PDF optimization

OCRmyPDF includes an image-oriented PDF optimizer. By default, the optimizer runs with safe settings with the goal of improving compression at no loss of quality. At higher optimization levels, lossy optimizations may be applied and tuned. Optimization occurs after OCR, and only if OCR succeeded. It does not perform other possible optimizations such as deduplicating resources, consolidating fonts, simplifying vector drawings, or anything of that nature.

OCRmyPDF optimization settings
Optimization level	Shorthand	Description
`--optimize 0`	`-O0`	Disable most optimizations.
`--optimize 1` (default)	`-O1`	Enables lossless optimizations, such as transcoding images to more efficient formats. Also compress other uncompressed objects in the PDF and enables the more efficient “object streams” within the PDF.
`--optimize 2`	`-O2`	All of the above, and enables lossy optimizations and color quantization.
`--optimize 3`	`-O3`	All of the above, and enables more aggressive optimizations and targets lower image quality.

The exact type of optimizations performed will vary over time, and depend on what third party tools are installed.

Despite optimizations, OCRmyPDF might still increase the overall file size, since it must embed information about the recognized text, and depending on the settings chosen, may not be able to represent the output file as compactly as the input file.

Optimizations that always occurs

OCRmyPDF will automatically replace obsolete or inferior compression schemes such as RLE or LZW with superior schemes such as Deflate, and convert monochrome images to CCITT G4. Since this is lossless, it always occurs and there is no way to disable it.

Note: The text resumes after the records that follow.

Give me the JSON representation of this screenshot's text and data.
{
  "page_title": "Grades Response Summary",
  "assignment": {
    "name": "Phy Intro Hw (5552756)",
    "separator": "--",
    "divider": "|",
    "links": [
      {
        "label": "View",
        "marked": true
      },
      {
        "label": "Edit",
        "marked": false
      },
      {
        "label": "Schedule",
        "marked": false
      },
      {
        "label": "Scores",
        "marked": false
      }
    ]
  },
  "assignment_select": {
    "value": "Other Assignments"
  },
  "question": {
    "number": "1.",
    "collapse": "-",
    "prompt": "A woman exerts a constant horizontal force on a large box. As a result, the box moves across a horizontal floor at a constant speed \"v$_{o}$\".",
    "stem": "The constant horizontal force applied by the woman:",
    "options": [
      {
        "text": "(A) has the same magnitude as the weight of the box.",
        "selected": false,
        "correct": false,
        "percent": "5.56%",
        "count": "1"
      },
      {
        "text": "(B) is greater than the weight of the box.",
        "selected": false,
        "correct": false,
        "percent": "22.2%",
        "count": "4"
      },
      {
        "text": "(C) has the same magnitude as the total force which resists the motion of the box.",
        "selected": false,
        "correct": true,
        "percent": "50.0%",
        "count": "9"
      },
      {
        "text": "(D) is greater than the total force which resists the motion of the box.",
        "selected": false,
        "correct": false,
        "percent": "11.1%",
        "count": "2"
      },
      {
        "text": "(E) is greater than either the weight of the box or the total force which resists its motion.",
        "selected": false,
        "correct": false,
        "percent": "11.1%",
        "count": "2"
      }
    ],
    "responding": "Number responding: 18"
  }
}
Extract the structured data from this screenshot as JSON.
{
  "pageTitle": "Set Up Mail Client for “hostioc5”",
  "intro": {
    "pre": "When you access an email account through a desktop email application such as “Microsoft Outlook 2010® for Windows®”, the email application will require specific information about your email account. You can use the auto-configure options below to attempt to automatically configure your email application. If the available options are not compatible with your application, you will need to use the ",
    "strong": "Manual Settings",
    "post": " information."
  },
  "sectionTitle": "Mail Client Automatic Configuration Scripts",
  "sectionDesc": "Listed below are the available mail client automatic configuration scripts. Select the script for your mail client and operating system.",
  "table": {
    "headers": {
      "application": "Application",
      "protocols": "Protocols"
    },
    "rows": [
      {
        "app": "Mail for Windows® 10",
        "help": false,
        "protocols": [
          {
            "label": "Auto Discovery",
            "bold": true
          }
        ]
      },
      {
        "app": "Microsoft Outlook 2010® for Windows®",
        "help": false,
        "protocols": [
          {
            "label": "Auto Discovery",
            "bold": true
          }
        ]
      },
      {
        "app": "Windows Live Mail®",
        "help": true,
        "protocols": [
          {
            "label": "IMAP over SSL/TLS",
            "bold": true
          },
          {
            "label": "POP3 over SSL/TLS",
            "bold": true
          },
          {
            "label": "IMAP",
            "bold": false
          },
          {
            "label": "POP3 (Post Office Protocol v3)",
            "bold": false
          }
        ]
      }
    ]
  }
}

Other non-image compressed objects are compressed as well.

Fast web view

OCRmyPDF automatically optimizes PDFs for “fast web view” in Adobe Acrobat’s parlance, or equivalently, linearizes PDFs so that the resources they reference are presented in the order a viewer needs them for sequential display. This reduces the latency of viewing a PDF both online and from local storage, in exchange for a slight increase in file size.

To disable this optimization and all others, use ocrmypdf --optimize 0 ... or the shorthand -O0.

Adobe Acrobat might not report the file as being “fast web view”.

Lossless optimizations

At optimization level -O1 (the default), OCRmyPDF will also attempt lossless image optimization.

If a JBIG2 encoder is available, then monochrome images will be converted to JBIG2, with the potential for huge savings on large black and white images, since JBIG2 is far more efficient than any other monochrome (bi-level) compression. (All known US patents related to JBIG2 have probably expired, but it remains the responsibility of the user to supply a JBIG2 encoder such as jbig2enc. OCRmyPDF does not implement JBIG2 encoding on its own.)

OCRmyPDF currently does not attempt to recompress losslessly compressed objects more aggressively.

Lossy optimizations

At optimization level -O1, -O2 and -O3, OCRmyPDF will some attempt loss image optimization.

If Ghostscript is used to create a PDF/A (the default), Ghostscript will optimize some images by converting them to JPEG, which are lossy. If --output-type pdf is used, there are no lossy optimizations. Ghostscript’s JPEG conversion is quite safe.

If pngquant is installed, OCRmyPDF will use it to perform quantize paletted images to reduce their size.

The quality of JPEGs may be lowered, on the assumption that a lower quality image may be suitable for storage after OCR. Use --jpeg-quality to control the optimizer’s JPEG quality target. The optimizer is the recommended way to reduce JPEG image sizes: it applies consistently regardless of whether Ghostscript was used to produce a PDF/A.

If you specifically need to tune Ghostscript’s own PDF/A image handling (for example, to force a hard DPI cap), see Advanced Ghostscript tuning for the separate --ghostscript-jpeg-quality and --ghostscript-jpeg-maxdpi options.

It is not possible to optimize all image types. Uncommon image types may be skipped by the optimizer.